Yes, I am a person who hurt people I love very badly. However, making a mistake, even a huge one, does not mean I am a bad person who needs to kill himself because there is no hope for finding the kind of connection I want in life. I can try again. I don’t have to keep punishing myself. There’s no law that says I have to punish myself, and no one is really asking me to punish myself. It doesn’t help rebuild my relationships.

It is, however, a way to be comfortable. I can just live in pain, thinking this is what I deserve, and that means I don’t have to risk trying to be happy or different in any way from how I am.

Not forgiving yourself is the hopeless way out. You put yourself in your own personal jail, to which you have the key, but you decide that the pain you know is better than the risk of going outside jail and hoping for something of an improvement. It’s a great excuse to stop trying. Believe me. I know. I wouldn’t try anything because I had condemned myself to failure before I even started. The possibility of success was also something I didn’t want to face, because if I was successful at reforming myself, people might want more from me than I could give. Far safer to stay miserable and hopeless, because I know those feelings well, and they aren’t a risk. Or at least, they are a slow road through hell. Unendurable, yet somehow endurable.

You can forgive yourself because you can accept that you have ruined someone’s life. You don’t have to do that again. You can work on yourself to try to understand what led you to do this thing and to change the way you think so you will be unlikely to do such a thing again. You can accept all parts of yourself. You can stop keeping your secret shames, and start talking about them and telling people who you are. You don’t have to beat yourself up all the time, either, in order to show people you’ve learned your lesson and so they won’t beat you up. You can simply accept that you are a person who has done horrible things, and that you are a person who can do other things in the future. Past performance is not an indicator of future behavior. Just like the warning that comes on mutual fund prospectuses.

Each time you find yourself beating yourself up, you remind yourself that you are a person who beats yourself up. You are a person who hasn’t forgiven yourself. This is ok. It doesn’t mean you have to stay this way. You can slowly stop beating yourself up by letting your feelings of shame go. This takes lots of practice. Years. It won’t come easily, but if you keep working at it, it will come.

Get therapy. Go to support groups. Do volunteer work to help others. Exercise. Get good sleep. Do yoga. Dance. Make music. Have fun. Let yourself have periods of time when you are absorbed in what you are doing.

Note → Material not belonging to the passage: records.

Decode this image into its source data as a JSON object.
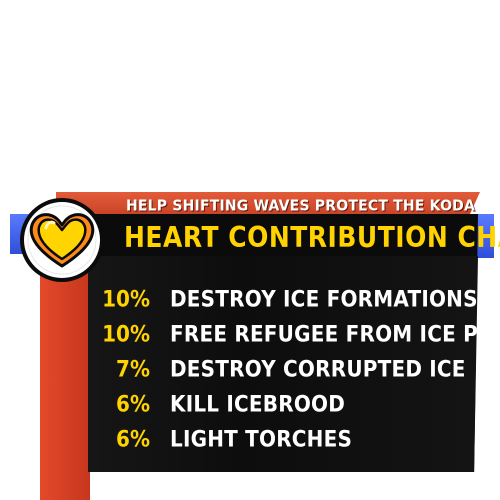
{
  "header": {
    "subtitle": "HELP SHIFTING WAVES PROTECT THE KODAN AT PATH...",
    "title": "HEART CONTRIBUTION CHART"
  },
  "badge": {
    "icon": "heart-icon",
    "colors": {
      "heart_fill": "#ffd400",
      "heart_outline": "#ff8a1c",
      "ring": "#0b0b0b"
    }
  },
  "contributions": [
    {
      "percent": "10%",
      "task": "DESTROY ICE FORMATIONS"
    },
    {
      "percent": "10%",
      "task": "FREE REFUGEE FROM ICE PRISON"
    },
    {
      "percent": "7%",
      "task": "DESTROY CORRUPTED ICE"
    },
    {
      "percent": "6%",
      "task": "KILL ICEBROOD"
    },
    {
      "percent": "6%",
      "task": "LIGHT TORCHES"
    }
  ],
  "colors": {
    "accent_yellow": "#ffd200",
    "header_orange": "#d9472a",
    "side_blue": "#3b5cf0",
    "panel_black": "#0b0b0b"
  }
}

It is very important that you see this as a process where you are learning an important life skill. You have to enjoy learning this, and not be impatient to get to the point where you finally forgive yourself. This is not about forgiving yourself. This is about living a life that you enjoy and feel like you are being yourself as fully as possible — the self you want to be and enjoy being, not the self you shame yourself for. Focus on becoming the person you want to be, and one day you will come to thee realization that you have forgiven yourself — but this will occur long after the issue has become irrelevant. Absorb yourself in becoming who you want to be, and the fear of not being that person and the never ending cycle of becoming more that awful person the more you fight being that person will evaporate gradually without you really being able to see the change.

You will change if you work at it, and if you stop fighting yourself and start practicing self-acceptance. As long as you call yourself names, you won’t change. All you have to do is recognize when you are calling yourself a name, accept that you are doing so, and turn your attention to something you want to do.